Before the refurbishment the Austers rubbed wingtips with an Edgar Percival EP9. The ‘Prospector’ along with a Magister, and several artillery pieces have been put into store to give other exhibits more elbow room, and create space for new, more relevant aircraft like a Britten-Norman Islander and an Agusta Westland A109. It’s hard to fault the curatorial logic.
The temptation in a museum wot-i-think like this is to focus on the bigger exhibits, but on Wednesday, as per usual, I spent more time loitering by display cases and reading labels in side galleries than wandering amongst the airframes in the main halls. The Army Flying Museum does some of its best storytelling through small exhibits arranged in a series of chronologically sequenced spaces on the NW side of the building. Thankfully, the high-tech revamp hasn’t swept away the host of captivating dioramas and tableaux. You can still ogle life-size weapon-strewn dug-outs, admire miniature recreations of far-flung battlefields and airfields. Small artifacts that stopped me in my tracks on the 22nd included a section of Beaver wing holed by an IRA bullet, a 3D map of Ouistreham prepared for D-Day by the model-making geniuses at Medmenham, and a “determinator” – a scales-like gadget designed to ensure Horsas were evenly loaded.
Singling out a favourite exhibit would be bally hard but that didn’t stop me asking the museum’s curator, Susan Lindsay, to do just that when I fell into conversation with her by chance during my visit. With little hesitation Susan selected XG502, Wallop’s on-the-face-of-it not especially rare Bristol Sycamore. The persuasive reason?
“It came from the Joint Experimental Helicopter Unit that was based here at Wallop. It was one of the first aircraft owned by the Army since the First World War (because even if you’re looking at the intervening units of the Glider Pilot Regiment and the Air Observation Post squadrons those aircraft actually belonged to the RAF). And also our example was involved in the first opposed helicopter assault, Suez, a game changer in terms of how helicopters were viewed for military purposes.”
Naturally, I also asked about possible future acquisitions. At the top of the museum’s wishlist at present is one of the giant green robber flies that, from the terrace of the attraction’s appropriately titled café, can be observed going about their business most days. Susan wouldn’t be drawn on how close they were to getting an Apache – apparently, negotiations are ongoing – but the refurbishment has been executed with the possibility in mind.

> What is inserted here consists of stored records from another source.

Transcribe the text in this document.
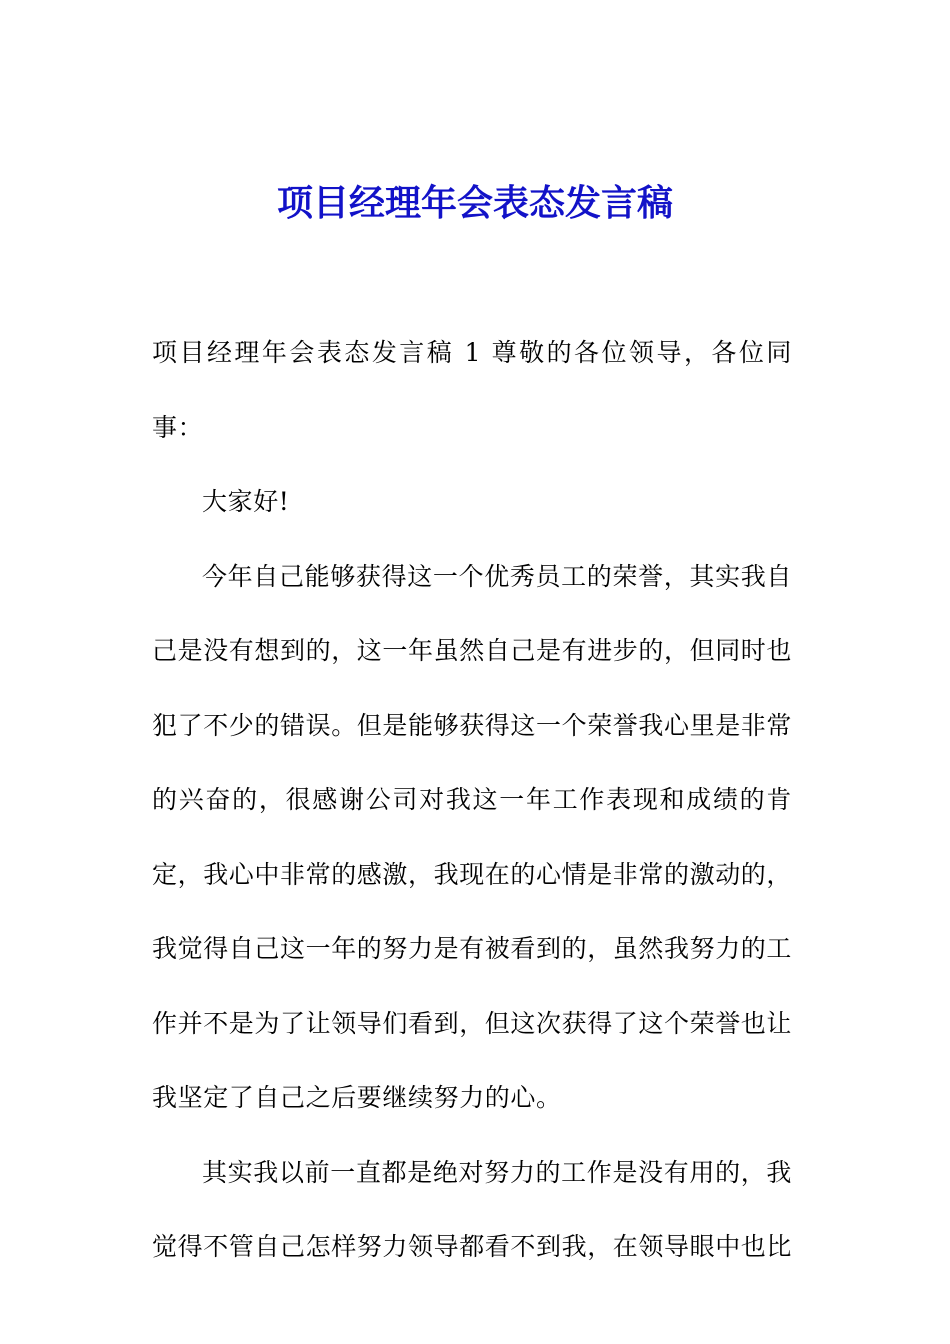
项目经理年会表态发言稿

项目经理年会表态发言稿 1 尊敬的各位领导，各位同事：

大家好!

今年自己能够获得这一个优秀员工的荣誉，其实我自己是没有想到的，这一年虽然自己是有进步的，但同时也犯了不少的错误。但是能够获得这一个荣誉我心里是非常的兴奋的，很感谢公司对我这一年工作表现和成绩的肯定，我心中非常的感激，我现在的心情是非常的激动的，我觉得自己这一年的努力是有被看到的，虽然我努力的工作并不是为了让领导们看到，但这次获得了这个荣誉也让我坚定了自己之后要继续努力的心。

其实我以前一直都是绝对努力的工作是没有用的，我觉得不管自己怎样努力领导都看不到我，在领导眼中也比
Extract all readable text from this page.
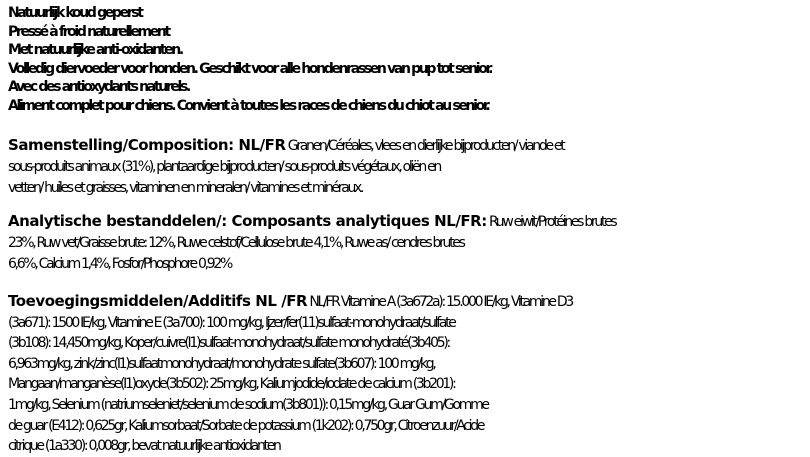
Natuurlijk koud geperst
Pressé à froid naturellement
Met natuurlijke anti-oxidanten.
Volledig diervoeder voor honden. Geschikt voor alle hondenrassen van pup tot senior.
Avec des antioxydants naturels.
Aliment complet pour chiens. Convient à toutes les races de chiens du chiot au senior.
Samenstelling/Composition: NL/FR Granen/Céréales, vlees en dierlijke bijproducten/ viande et
sous-produits animaux (31%), plantaardige bijproducten/ sous-produits végétaux, oliën en
vetten/ huiles et graisses, vitaminen en mineralen/ vitamines et minéraux.
Analytische bestanddelen/: Composants analytiques NL/FR: Ruw eiwit/Protéines brutes
23%, Ruw vet/Graisse brute: 12%, Ruwe celstof/Cellulose brute 4,1%, Ruwe as/ cendres brutes
6,6%, Calcium 1,4%, Fosfor/Phosphore 0,92%
Toevoegingsmiddelen/Additifs NL /FR NL/FR Vitamine A (3a672a): 15.000 IE/kg, Vitamine D3
(3a671): 1500 IE/kg, Vitamine E (3a700): 100 mg/kg, Ijzer/fer(11)sulfaat-monohydraat/sulfate
(3b108): 14,450mg/kg, Koper/cuivre(I1)sulfaat-monohydraat/sulfate monohydraté(3b405):
6,963mg/kg, zink/zinc(I1)sulfaatmonohydraat/monohydrate sulfate(3b607): 100 mg/kg,
Mangaan/manganèse(I1)oxyde(3b502): 25mg/kg, Kaliumjodide/iodate de calcium (3b201):
1mg/kg, Selenium (natriumseleniet/selenium de sodium(3b801)): 0,15mg/kg, Guar Gum/Gomme
de guar (E412): 0,625gr, Kaliumsorbaat/Sorbate de potassium (1k202): 0,750gr, Citroenzuur/Acide
citrique (1a330): 0,008gr, bevat natuurlijke antioxidanten
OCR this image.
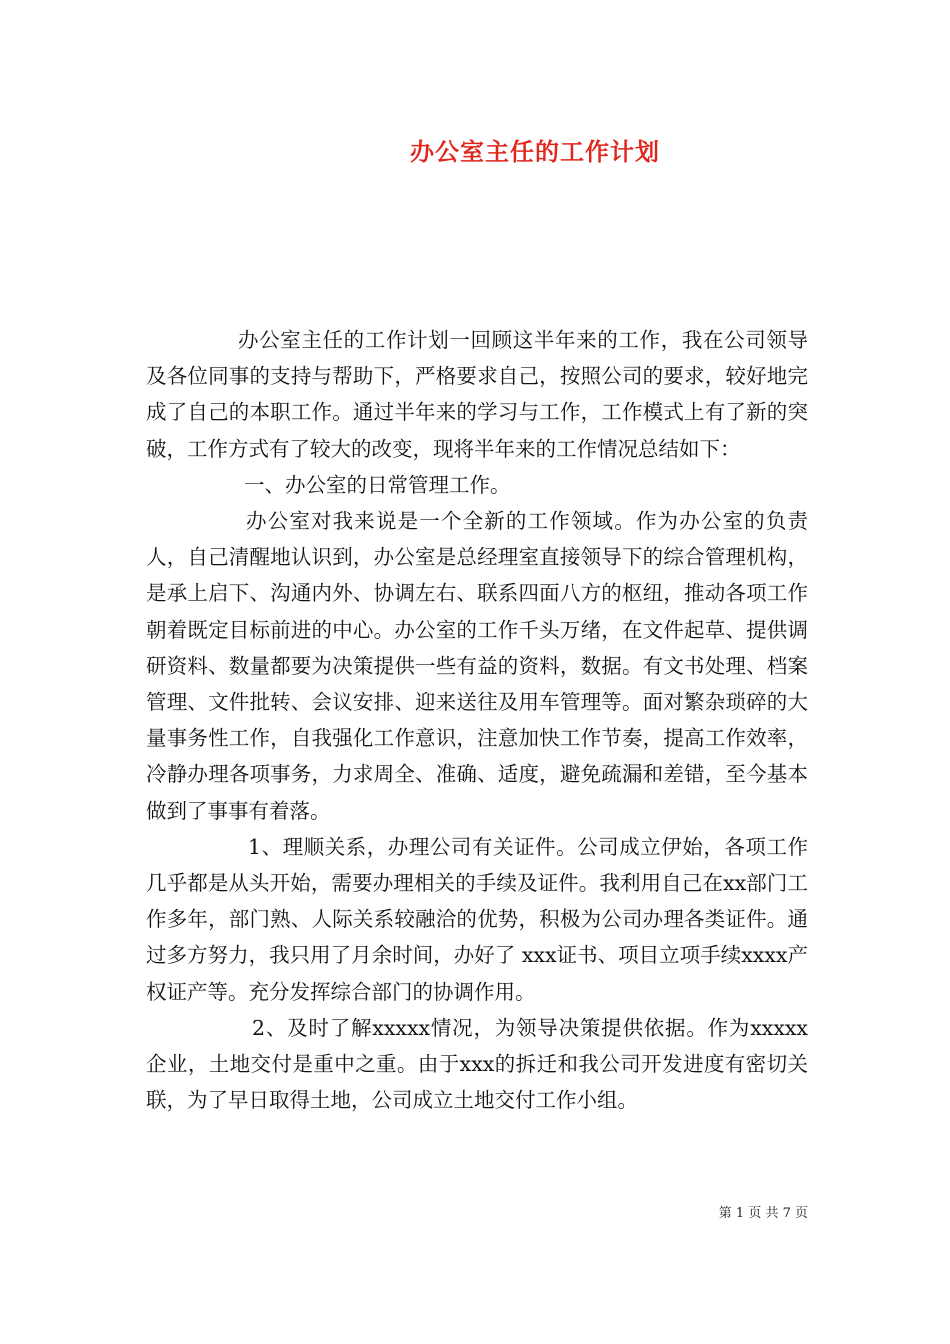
办公室主任的工作计划

办公室主任的工作计划一回顾这半年来的工作，我在公司领导及各位同事的支持与帮助下，严格要求自己，按照公司的要求，较好地完成了自己的本职工作。通过半年来的学习与工作，工作模式上有了新的突破，工作方式有了较大的改变，现将半年来的工作情况总结如下：

一、办公室的日常管理工作。

办公室对我来说是一个全新的工作领域。作为办公室的负责人，自己清醒地认识到，办公室是总经理室直接领导下的综合管理机构，是承上启下、沟通内外、协调左右、联系四面八方的枢纽，推动各项工作朝着既定目标前进的中心。办公室的工作千头万绪，在文件起草、提供调研资料、数量都要为决策提供一些有益的资料，数据。有文书处理、档案管理、文件批转、会议安排、迎来送往及用车管理等。面对繁杂琐碎的大量事务性工作，自我强化工作意识，注意加快工作节奏，提高工作效率，冷静办理各项事务，力求周全、准确、适度，避免疏漏和差错，至今基本做到了事事有着落。

1、理顺关系，办理公司有关证件。公司成立伊始，各项工作几乎都是从头开始，需要办理相关的手续及证件。我利用自己在xx部门工作多年，部门熟、人际关系较融洽的优势，积极为公司办理各类证件。通过多方努力，我只用了月余时间，办好了 xxx证书、项目立项手续xxxx产权证产等。充分发挥综合部门的协调作用。

2、及时了解xxxxx情况，为领导决策提供依据。作为xxxxx企业，土地交付是重中之重。由于xxx的拆迁和我公司开发进度有密切关联，为了早日取得土地，公司成立土地交付工作小组。

第 1 页 共 7 页
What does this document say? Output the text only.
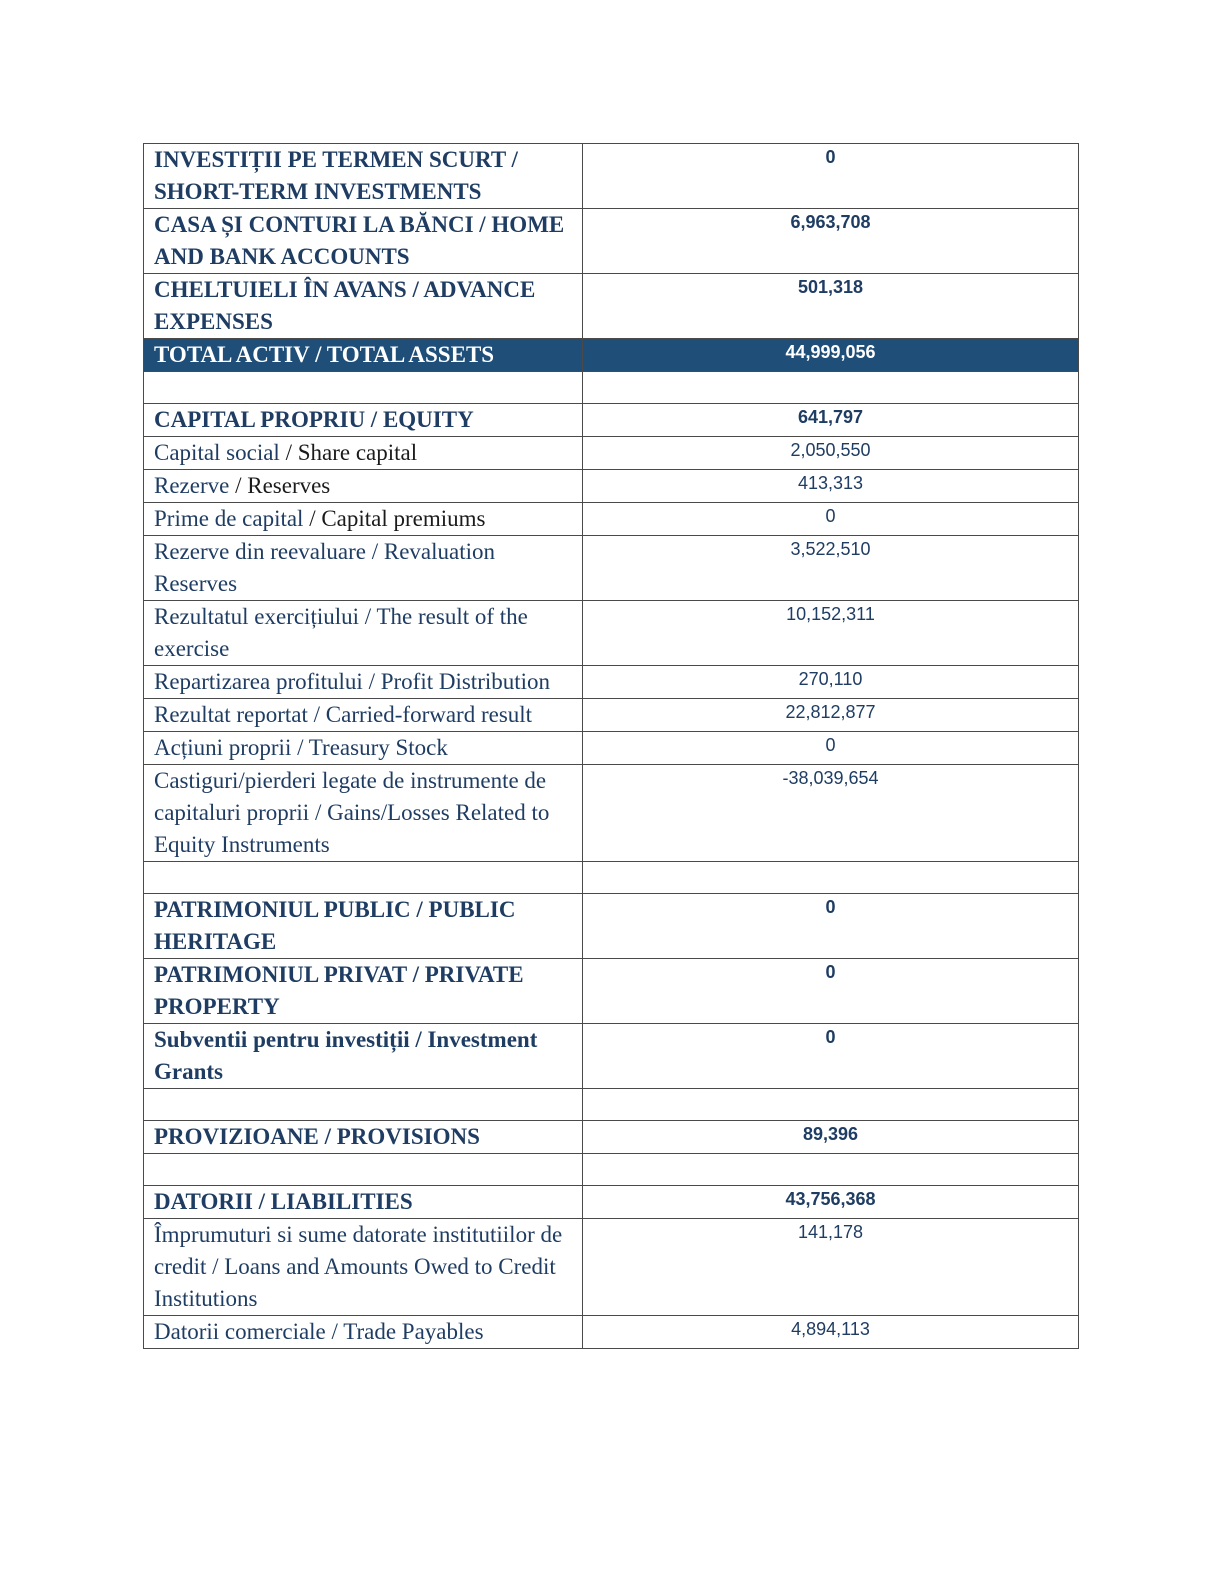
INVESTIȚII PE TERMEN SCURT / SHORT-TERM INVESTMENTS	0
CASA ȘI CONTURI LA BĂNCI / HOME AND BANK ACCOUNTS	6,963,708
CHELTUIELI ÎN AVANS / ADVANCE EXPENSES	501,318
TOTAL ACTIV / TOTAL ASSETS	44,999,056

CAPITAL PROPRIU / EQUITY	641,797
Capital social / Share capital	2,050,550
Rezerve / Reserves	413,313
Prime de capital / Capital premiums	0
Rezerve din reevaluare / Revaluation Reserves	3,522,510
Rezultatul exercițiului / The result of the exercise	10,152,311
Repartizarea profitului / Profit Distribution	270,110
Rezultat reportat / Carried-forward result	22,812,877
Acțiuni proprii / Treasury Stock	0
Castiguri/pierderi legate de instrumente de capitaluri proprii / Gains/Losses Related to Equity Instruments	-38,039,654

PATRIMONIUL PUBLIC / PUBLIC HERITAGE	0
PATRIMONIUL PRIVAT / PRIVATE PROPERTY	0
Subventii pentru investiții / Investment Grants	0

PROVIZIOANE / PROVISIONS	89,396

DATORII / LIABILITIES	43,756,368
Împrumuturi si sume datorate institutiilor de credit / Loans and Amounts Owed to Credit Institutions	141,178
Datorii comerciale / Trade Payables	4,894,113
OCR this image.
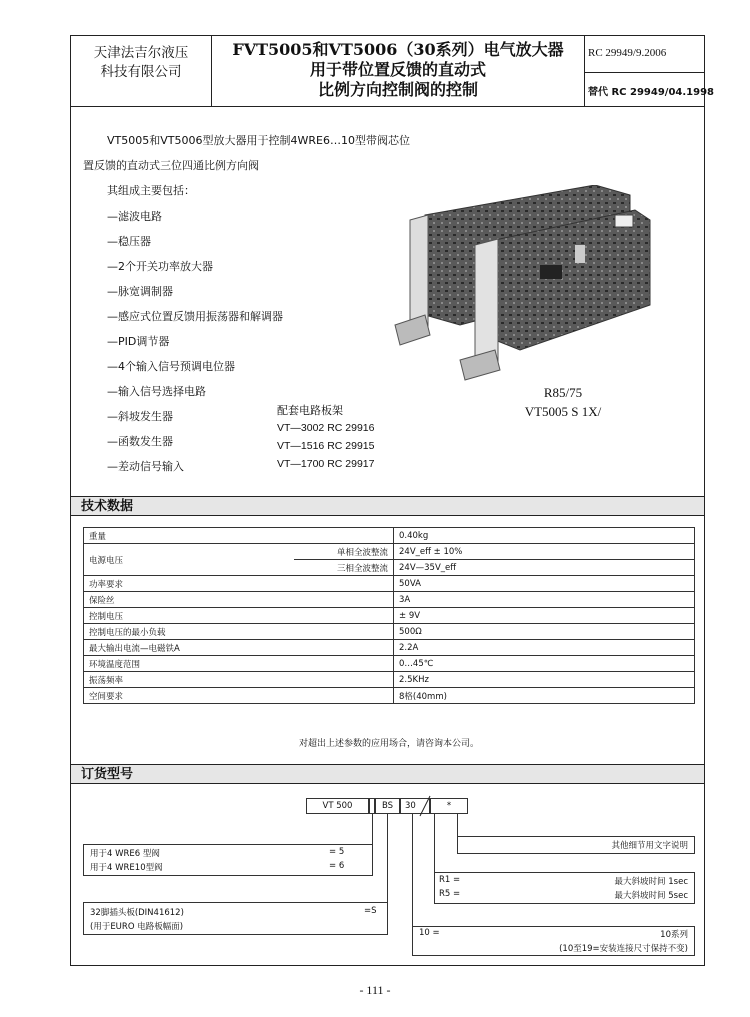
天津法吉尔液压
科技有限公司
FVT5005和VT5006（30系列）电气放大器
用于带位置反馈的直动式
比例方向控制阀的控制
RC 29949/9.2006
替代 RC 29949/04.1998
VT5005和VT5006型放大器用于控制4WRE6…10型带阀芯位
置反馈的直动式三位四通比例方向阀
其组成主要包括：
—滤波电路
—稳压器
—2个开关功率放大器
—脉宽调制器
—感应式位置反馈用振荡器和解调器
—PID调节器
—4个输入信号预调电位器
—输入信号选择电路
—斜坡发生器
—函数发生器
—差动信号输入
配套电路板架
VT—3002 RC 29916
VT—1516 RC 29915
VT—1700 RC 29917
R85/75
VT5005 S 1X/
技术数据
重量		0.40kg
电源电压	单相全波整流	24V_eff ± 10%
	三相全波整流	24V—35V_eff
功率要求		50VA
保险丝		3A
控制电压		± 9V
控制电压的最小负载		500Ω
最大输出电流—电磁铁A		2.2A
环境温度范围		0…45℃
振荡频率		2.5KHz
空间要求		8格(40mm)
对超出上述参数的应用场合，请咨询本公司。
订货型号
VT 500	BS	30	*
用于4 WRE6 型阀
用于4 WRE10型阀
= 5
= 6
32脚插头板(DIN41612)
(用于EURO 电路板幅面)
=S
其他细节用文字说明
R1 =	最大斜坡时间 1sec
R5 =	最大斜坡时间 5sec
10 =	10系列
(10至19=安装连接尺寸保持不变)
- 111 -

Shortly after that interesting chat I had another encounter that emphasised why museums are such splendid environments for daytripping sim users. Striking up a conversation with a visitor in the process of snapping XX153, one of the Westland Lynx prototypes, I discovered that the photographer had actually worked for Westland, heading its Future Projects section from 1980 to 1991. A retired aeronautical engineer and prolific aviation author with stick time in over forty aircraft types, Ron Smith regaled me with a series of mesmerising stories (hedge-hopping in a Gazelle in Germany, flying the Sioux, the development of the NH90…) before we parted company keen to enjoy a few more of the Army Flying Museum’s myriad delights.
If there’s a museum near you that feeds your ludological passions and inspires game designs the way Middle Wallop does for me, I’d love to hear about it.